Hospitals Held to Task While Insurers Get Time: An Update on CMS Transparency Rules


It has been one year since the Hospital Price Transparency Rule went live,[1] and word on the street is the Centers for Medicare & Medicaid Services (CMS) is not happy with the “sub-optimal” compliance by hospitals, as evidenced by the increased penalty provisions that went into effect on January 1, 2022. Under the stiffer penalty amounts, hospitals with more than 30 beds face a $10 per bed per day fine for noncompliance, with a maximum daily penalty of $5,500—this math means a hospital with 550 beds or more that fails to comply in 2022 could face a penalty in excess of $2 million, whereas under the initial penalty provisions that maximum penalty was just $109,500. In South Carolina, at least three hospitals are that large in size, and in North Carolina as least eight hospitals fit into that category.

Despite forging ahead with the Hospital Price Transparency Rule issued under the Trump Administration (and indeed doubling down on compliance by finalizing increased penalties after issuing several hundred warning letters to hospitals since last summer), interestingly enough, a CMS spokesperson reportedly stated that the agency is holding off on issuing penalties for the time being, although still closely monitoring compliance and issuing warning letters on a rolling basis.[2]

Separately, and formally, the Biden Administration recently delayed portions of the price transparency rules that impact insurers. The Transparency in Coverage Rule[3] issued in late October 2020, turns the spotlight on insurers to disclose price and cost-sharing information to participants, beneficiaries, and enrollees, including publishing in-network negotiated rates and allowed amounts for out-of-network providers, as well as pricing details for prescription drugs. With disclosure and publishing obligations very similar to the pricing transparency requirements faced by hospitals for more than a year now, the coverage rule provided for certain disclosures by non-grandfathered insurers began on January 1, 2022, with phasing through 2024.

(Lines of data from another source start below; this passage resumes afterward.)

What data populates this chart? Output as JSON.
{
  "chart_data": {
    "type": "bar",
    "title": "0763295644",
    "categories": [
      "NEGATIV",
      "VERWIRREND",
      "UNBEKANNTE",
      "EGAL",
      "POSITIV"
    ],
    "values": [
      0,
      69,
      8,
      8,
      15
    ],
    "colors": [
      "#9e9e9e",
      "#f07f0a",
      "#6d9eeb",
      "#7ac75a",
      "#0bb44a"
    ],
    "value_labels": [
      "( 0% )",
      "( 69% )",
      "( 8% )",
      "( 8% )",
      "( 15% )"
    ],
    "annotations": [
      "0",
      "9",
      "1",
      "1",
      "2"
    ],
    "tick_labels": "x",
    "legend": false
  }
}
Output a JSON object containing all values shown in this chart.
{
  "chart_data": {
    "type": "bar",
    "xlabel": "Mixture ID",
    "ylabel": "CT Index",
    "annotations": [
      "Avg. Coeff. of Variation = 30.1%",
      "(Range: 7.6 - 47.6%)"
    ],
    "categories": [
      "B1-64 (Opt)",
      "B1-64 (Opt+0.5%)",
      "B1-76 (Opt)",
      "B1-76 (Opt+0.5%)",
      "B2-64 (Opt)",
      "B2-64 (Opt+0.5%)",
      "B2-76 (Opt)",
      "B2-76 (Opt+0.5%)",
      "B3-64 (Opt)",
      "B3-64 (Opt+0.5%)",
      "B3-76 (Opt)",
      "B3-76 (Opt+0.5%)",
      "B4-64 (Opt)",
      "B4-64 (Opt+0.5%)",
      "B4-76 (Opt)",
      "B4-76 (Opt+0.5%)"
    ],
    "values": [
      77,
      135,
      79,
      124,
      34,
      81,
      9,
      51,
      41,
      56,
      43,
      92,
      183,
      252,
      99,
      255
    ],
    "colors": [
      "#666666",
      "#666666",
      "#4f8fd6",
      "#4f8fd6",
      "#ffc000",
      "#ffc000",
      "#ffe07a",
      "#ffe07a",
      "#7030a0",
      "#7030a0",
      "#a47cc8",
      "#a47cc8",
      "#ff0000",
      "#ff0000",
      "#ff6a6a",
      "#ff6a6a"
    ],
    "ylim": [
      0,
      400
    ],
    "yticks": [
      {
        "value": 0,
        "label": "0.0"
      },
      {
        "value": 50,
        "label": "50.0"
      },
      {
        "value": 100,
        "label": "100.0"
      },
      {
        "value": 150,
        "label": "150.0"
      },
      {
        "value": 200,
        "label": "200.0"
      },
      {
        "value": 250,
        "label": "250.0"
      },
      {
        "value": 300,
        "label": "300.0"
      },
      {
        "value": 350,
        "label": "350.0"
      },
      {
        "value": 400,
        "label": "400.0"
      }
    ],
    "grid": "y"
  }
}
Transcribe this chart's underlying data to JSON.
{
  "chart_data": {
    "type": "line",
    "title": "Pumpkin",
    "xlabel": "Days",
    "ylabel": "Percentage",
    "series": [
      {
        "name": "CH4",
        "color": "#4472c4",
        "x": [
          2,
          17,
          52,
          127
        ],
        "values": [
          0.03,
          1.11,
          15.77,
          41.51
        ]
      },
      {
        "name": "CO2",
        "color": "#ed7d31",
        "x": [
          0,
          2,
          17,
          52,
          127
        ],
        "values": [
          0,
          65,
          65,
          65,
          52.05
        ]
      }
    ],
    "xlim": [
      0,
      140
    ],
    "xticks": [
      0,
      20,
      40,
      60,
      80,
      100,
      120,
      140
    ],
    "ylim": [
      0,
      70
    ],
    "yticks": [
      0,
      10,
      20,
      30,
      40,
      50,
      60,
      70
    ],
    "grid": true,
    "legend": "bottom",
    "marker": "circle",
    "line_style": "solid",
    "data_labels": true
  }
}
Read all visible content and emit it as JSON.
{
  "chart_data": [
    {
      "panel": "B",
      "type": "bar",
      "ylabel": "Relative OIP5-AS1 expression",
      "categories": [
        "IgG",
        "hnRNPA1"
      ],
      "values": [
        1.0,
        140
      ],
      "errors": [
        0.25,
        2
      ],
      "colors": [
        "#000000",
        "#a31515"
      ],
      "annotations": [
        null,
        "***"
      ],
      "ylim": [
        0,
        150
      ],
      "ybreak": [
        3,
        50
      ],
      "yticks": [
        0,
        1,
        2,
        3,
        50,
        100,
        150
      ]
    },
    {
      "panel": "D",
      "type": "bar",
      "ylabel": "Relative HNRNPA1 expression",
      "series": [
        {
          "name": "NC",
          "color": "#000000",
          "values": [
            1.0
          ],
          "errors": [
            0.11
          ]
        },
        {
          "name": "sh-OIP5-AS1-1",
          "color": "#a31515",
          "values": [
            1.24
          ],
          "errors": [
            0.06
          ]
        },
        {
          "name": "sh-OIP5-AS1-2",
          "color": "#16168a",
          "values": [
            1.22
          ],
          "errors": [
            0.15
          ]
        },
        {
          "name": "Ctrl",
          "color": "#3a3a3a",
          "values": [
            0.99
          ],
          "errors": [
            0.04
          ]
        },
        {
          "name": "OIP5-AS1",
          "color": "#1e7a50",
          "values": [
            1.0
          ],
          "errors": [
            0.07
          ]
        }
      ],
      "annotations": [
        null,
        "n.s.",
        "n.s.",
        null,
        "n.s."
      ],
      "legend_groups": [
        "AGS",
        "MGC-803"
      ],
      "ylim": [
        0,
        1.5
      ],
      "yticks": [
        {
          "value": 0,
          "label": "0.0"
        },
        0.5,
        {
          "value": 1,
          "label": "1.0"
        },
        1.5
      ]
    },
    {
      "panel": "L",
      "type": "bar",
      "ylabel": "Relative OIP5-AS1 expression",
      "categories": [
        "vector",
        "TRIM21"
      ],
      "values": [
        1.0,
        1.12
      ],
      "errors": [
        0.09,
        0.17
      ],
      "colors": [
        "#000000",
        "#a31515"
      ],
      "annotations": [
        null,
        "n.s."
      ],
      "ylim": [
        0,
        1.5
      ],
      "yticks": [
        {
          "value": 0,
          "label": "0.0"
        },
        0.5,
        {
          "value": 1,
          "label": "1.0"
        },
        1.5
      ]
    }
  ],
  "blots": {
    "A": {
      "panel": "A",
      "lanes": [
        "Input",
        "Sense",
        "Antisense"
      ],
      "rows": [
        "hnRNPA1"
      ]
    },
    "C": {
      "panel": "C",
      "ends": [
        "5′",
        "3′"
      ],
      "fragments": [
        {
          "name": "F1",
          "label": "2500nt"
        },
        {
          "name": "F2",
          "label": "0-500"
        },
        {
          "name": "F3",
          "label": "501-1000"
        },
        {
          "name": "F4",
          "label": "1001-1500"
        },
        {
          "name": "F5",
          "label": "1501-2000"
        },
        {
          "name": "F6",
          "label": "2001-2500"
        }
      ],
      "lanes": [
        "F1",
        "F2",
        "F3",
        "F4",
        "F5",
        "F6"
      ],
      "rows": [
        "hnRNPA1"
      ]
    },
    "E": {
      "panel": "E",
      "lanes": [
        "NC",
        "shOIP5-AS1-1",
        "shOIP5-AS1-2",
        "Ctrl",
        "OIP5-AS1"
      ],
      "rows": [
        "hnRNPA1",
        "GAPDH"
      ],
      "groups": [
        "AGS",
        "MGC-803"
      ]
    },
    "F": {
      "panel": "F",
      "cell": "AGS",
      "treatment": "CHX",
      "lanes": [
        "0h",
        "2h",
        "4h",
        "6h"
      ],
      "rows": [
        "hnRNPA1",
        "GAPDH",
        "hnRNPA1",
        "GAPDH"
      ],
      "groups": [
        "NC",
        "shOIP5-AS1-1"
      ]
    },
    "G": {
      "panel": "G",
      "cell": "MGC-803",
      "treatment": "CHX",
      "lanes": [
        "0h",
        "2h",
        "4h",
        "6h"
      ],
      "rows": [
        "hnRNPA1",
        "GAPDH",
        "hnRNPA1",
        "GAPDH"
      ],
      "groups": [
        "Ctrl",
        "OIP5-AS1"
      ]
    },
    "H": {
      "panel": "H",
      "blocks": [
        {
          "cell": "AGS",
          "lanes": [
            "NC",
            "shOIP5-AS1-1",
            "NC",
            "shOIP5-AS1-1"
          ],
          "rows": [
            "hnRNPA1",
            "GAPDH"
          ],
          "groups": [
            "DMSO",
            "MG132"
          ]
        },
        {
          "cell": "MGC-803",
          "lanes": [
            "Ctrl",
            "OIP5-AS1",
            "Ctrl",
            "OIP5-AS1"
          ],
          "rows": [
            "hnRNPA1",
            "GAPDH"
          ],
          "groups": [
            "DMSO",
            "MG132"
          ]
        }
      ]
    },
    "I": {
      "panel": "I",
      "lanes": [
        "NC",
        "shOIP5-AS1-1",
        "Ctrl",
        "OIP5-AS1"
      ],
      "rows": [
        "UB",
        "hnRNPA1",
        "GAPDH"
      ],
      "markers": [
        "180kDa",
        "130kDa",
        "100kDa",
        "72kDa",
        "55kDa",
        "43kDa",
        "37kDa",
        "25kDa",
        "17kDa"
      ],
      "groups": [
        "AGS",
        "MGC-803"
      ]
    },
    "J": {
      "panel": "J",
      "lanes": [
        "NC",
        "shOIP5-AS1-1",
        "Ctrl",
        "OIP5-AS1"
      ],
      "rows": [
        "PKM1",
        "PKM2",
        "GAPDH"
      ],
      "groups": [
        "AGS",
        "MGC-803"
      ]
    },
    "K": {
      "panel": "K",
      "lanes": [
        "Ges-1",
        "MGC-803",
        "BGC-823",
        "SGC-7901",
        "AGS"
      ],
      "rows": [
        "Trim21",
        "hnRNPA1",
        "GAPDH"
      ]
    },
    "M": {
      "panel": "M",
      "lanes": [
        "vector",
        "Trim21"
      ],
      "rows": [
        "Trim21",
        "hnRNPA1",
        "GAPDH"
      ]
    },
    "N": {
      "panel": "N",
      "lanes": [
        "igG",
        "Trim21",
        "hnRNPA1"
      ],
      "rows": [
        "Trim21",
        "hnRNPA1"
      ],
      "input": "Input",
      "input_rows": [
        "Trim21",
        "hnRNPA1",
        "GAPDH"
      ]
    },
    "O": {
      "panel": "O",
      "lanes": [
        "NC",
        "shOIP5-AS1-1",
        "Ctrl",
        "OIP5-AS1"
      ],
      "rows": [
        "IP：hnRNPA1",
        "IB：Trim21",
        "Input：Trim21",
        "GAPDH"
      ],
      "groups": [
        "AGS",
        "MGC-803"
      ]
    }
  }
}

More specifically, the Transparency in Coverage Rule required group health plans and health insurance issuers subject to the rule to publish machine-readable files beginning January 1, 2022, that in this instance were to disclose identified within network negotiated rates, historical charges and payments made outside of network, and negotiated rates and net prices for covered prescription drugs. Now CMS and the Department of Treasury will delay enforcement[4] of certain of these transparency obligations until July 1, 2022, while other components of the coverage transparency rule are delayed indefinitely. This about-face comes on the heels of litigation primarily concerned with the drug pricing components of the rule, led by pharmaceutical interest groups fearing the publication of actual pricing information will lead to increased costs and harm market participants once drug manufacturers become wise to pricing strategies of their competitors.

Such complaints stemming from the forced disclosure of confidential, commercially sensitive cost and pricing information is no different than the concerns held by hospitals not keen on sharing their charge and cost information, but opponents to the coverage rule were successful in buying more time before the comply or pay up provisions go into effect. The Hospital Price Transparency Rule had also been judicially challenged, and the American Hospital Association was obviously unsuccessful. In contrast, the recent litigation against the coverage rules led to the delay noted above, as well as indefinite delay on the drug pricing disclosures.

Overall, the push for transparency in the cost of health care continues and providers and insurers alike should ready themselves for compliance.